Wondrously, OBs, CNMs, RNs and the women themselves spoke out about the state of VBACs in our country. Over and over, men and women said they were helping women VBAC, often with intense anger coming from other doctors and hospitals. Some of the providers were so busy, women traveling from hundreds of miles to have assisted births, they begged the board to revise their recommendations so more physicians could give women what they were scrambling to have – their VBACs.
Layer upon layer of obstacles stretched out a thousand miles. What do we tackle first? The speakers each had their recommendations. The insurance industry; forcing them to stop dictating what doctors and hospitals do. The malpractice insurance companies; stop assuming every labor is a potential lawsuit. Doctors; stop allowing insurance companies to run your lives… oh, and stop doing cesareans for convenience’s sake. Hospitals; allow women the right to their choices and doctors the right to support/attend VBACs. Nurse-Midwives; lobby for the right to attend VBACs again. Women; start suing for wrongful cesareans.
Looking over the enormous amount of work that needs to be done, it seems insurmountable, but we who support VBACs, we who want VBACs, we who demand the right to our bodies… we cannot quit.
The NIH’s recommendations, as most of us already know, was that the cesarean rate is too high in this country and that VBACs, with all the research, is proven safer than a repeat cesarean and should be encouraged. They had no comment on how that was supposed to be done.

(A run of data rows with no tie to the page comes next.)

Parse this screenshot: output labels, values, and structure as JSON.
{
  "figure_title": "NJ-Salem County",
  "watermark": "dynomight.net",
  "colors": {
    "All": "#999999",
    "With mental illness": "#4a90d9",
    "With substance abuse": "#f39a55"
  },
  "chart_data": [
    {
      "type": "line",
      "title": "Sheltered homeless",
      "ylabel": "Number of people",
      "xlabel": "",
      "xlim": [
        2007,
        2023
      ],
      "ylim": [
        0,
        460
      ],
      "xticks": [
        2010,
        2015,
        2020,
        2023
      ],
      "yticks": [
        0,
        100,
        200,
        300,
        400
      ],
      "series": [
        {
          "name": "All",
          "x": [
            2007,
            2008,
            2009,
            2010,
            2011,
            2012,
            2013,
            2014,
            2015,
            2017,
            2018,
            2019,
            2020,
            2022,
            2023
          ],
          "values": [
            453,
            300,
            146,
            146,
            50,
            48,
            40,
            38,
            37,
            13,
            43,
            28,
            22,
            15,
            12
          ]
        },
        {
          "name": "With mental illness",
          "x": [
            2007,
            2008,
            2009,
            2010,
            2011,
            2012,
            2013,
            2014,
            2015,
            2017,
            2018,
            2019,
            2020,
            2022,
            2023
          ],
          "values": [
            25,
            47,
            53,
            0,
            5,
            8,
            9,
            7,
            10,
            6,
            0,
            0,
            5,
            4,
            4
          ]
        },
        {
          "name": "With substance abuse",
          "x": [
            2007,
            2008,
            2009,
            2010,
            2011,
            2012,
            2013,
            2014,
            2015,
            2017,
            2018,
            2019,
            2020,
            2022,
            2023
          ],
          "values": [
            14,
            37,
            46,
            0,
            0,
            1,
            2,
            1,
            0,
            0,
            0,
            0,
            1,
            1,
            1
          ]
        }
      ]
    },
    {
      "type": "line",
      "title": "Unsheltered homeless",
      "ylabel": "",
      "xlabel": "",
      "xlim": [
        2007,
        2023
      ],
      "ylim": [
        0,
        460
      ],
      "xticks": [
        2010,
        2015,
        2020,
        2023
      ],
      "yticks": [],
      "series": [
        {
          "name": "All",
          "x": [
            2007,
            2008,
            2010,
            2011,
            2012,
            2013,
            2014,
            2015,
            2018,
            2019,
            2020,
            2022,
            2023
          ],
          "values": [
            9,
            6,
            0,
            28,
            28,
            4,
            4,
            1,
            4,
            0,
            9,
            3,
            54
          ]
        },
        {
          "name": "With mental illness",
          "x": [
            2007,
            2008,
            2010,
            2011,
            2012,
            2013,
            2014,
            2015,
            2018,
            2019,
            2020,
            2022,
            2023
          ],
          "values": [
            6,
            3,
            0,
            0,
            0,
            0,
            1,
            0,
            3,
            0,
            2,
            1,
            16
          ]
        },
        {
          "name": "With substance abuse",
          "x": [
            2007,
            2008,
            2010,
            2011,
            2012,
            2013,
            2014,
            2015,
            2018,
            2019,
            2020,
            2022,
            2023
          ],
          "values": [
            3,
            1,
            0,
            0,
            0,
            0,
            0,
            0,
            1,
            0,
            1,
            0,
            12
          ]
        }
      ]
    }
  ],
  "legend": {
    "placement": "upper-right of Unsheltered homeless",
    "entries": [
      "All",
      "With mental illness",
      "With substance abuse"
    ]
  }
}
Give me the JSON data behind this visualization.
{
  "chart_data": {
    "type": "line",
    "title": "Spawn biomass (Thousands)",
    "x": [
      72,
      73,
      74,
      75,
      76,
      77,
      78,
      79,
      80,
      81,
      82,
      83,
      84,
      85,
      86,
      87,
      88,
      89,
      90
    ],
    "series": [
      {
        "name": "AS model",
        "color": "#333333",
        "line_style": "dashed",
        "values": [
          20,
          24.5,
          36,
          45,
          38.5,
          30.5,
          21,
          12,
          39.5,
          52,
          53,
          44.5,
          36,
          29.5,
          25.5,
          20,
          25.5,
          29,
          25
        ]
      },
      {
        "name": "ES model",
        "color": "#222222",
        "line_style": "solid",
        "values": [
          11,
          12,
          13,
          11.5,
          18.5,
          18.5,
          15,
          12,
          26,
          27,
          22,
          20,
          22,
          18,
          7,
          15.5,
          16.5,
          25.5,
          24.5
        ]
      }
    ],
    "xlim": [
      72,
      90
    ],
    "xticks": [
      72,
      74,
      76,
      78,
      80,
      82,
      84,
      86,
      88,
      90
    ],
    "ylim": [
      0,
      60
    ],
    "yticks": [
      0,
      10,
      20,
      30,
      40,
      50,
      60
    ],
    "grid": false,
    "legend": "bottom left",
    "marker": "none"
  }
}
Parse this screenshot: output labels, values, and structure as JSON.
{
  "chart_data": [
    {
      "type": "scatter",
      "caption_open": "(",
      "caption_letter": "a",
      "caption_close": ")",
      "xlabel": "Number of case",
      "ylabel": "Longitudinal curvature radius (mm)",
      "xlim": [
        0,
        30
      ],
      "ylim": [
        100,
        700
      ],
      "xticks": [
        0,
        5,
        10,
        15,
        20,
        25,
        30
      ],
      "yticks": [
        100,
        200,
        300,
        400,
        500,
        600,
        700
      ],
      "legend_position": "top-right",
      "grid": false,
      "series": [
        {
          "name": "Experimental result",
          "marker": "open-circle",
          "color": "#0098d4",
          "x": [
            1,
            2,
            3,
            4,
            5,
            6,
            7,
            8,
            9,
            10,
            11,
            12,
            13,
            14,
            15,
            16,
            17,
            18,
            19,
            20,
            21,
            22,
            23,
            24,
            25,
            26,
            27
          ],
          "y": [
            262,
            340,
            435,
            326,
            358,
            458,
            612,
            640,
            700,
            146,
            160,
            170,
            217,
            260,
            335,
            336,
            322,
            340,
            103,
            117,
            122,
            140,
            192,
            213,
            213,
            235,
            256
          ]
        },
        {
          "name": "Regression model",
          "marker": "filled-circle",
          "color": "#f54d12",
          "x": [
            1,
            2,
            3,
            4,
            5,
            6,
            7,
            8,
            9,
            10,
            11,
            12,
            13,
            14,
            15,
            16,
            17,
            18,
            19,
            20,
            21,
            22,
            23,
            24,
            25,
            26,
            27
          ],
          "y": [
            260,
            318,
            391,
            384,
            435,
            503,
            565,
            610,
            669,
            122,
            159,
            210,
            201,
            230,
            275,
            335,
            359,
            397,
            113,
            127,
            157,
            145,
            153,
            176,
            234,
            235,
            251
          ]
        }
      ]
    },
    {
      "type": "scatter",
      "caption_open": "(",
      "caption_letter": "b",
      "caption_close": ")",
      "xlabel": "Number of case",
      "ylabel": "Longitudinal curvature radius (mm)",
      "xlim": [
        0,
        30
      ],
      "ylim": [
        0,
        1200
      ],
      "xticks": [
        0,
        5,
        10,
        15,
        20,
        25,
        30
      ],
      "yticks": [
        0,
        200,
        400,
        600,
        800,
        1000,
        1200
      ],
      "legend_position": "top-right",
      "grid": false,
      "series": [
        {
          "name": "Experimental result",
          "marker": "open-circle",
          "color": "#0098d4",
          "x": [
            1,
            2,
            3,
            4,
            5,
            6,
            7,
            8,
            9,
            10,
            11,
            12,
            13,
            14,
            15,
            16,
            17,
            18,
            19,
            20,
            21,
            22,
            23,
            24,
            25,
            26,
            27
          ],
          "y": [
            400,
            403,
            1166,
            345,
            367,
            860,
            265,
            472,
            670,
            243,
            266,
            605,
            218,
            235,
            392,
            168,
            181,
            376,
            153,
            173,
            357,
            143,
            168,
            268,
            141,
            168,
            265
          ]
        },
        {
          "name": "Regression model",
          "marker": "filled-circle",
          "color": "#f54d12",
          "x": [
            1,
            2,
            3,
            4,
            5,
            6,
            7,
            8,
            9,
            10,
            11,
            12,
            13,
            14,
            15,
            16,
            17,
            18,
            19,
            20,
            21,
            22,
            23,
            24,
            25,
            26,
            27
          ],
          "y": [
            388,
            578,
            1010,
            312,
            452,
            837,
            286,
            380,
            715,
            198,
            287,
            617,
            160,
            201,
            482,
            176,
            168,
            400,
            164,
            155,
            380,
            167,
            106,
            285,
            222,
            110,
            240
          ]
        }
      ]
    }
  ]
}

While those of us watching hoped for this exact recommendation and were thrilled with the announcement, one parting stab was made that almost deflated the whole conference. Rebecca Spence from RHRealityCheck says, “Panelist Laurence McCullough, the Chair in Medical Ethics and Health Policy at Baylor College of Medicine, spoke for the panel during the public comment session and in a press briefing, taking the position that a physician has an independent obligation to protect a fetus, which, it is claimed, is not dispensed by a laboring woman’s refusal to consent. The panelists’ comments indicated that a conclusion regarding the ethical question was beyond their scope, yet stated to the press and to the audience that the body of law and ethics that protects the right to refuse surgery was not written for, and may not include pregnant patients.” (emphasis mine) It took me asking several women and reading a few blogs before I understood what they were saying: that pregnant women might not/do not have the right to refuse a cesarean… that doctors can still force women, whether through the courts or even strong-arming them, into the operating room.
I don’t know if the panel knew exactly what they were implying, but we all heard it nonetheless. Even though the recommendation was to allow more VBACs, it was ultimately in the doctor’s hands to decide when the woman could no longer make her own choices. He (or she, of course) could sail along with the status quo, not pressing ACOG to change their oppressive “recommendations,” not to change his view that VBAC is unsafe, that he has free rein to lord a scalpel over a woman’s abdomen. It was almost as if the panel said, “We recommend VBACs, but it’s absurd to expect it because, you silly girls, you can’t possibly make a sane decision when you’re pregnant and in labor. We’ll make that decision for you.”
After what seemed like a positive, productive and informative three days, I learned that The System really is rooted in misogyny, it’s values deep in the concrete of control and manipulation and left wondering if anything we ever do makes any difference at all.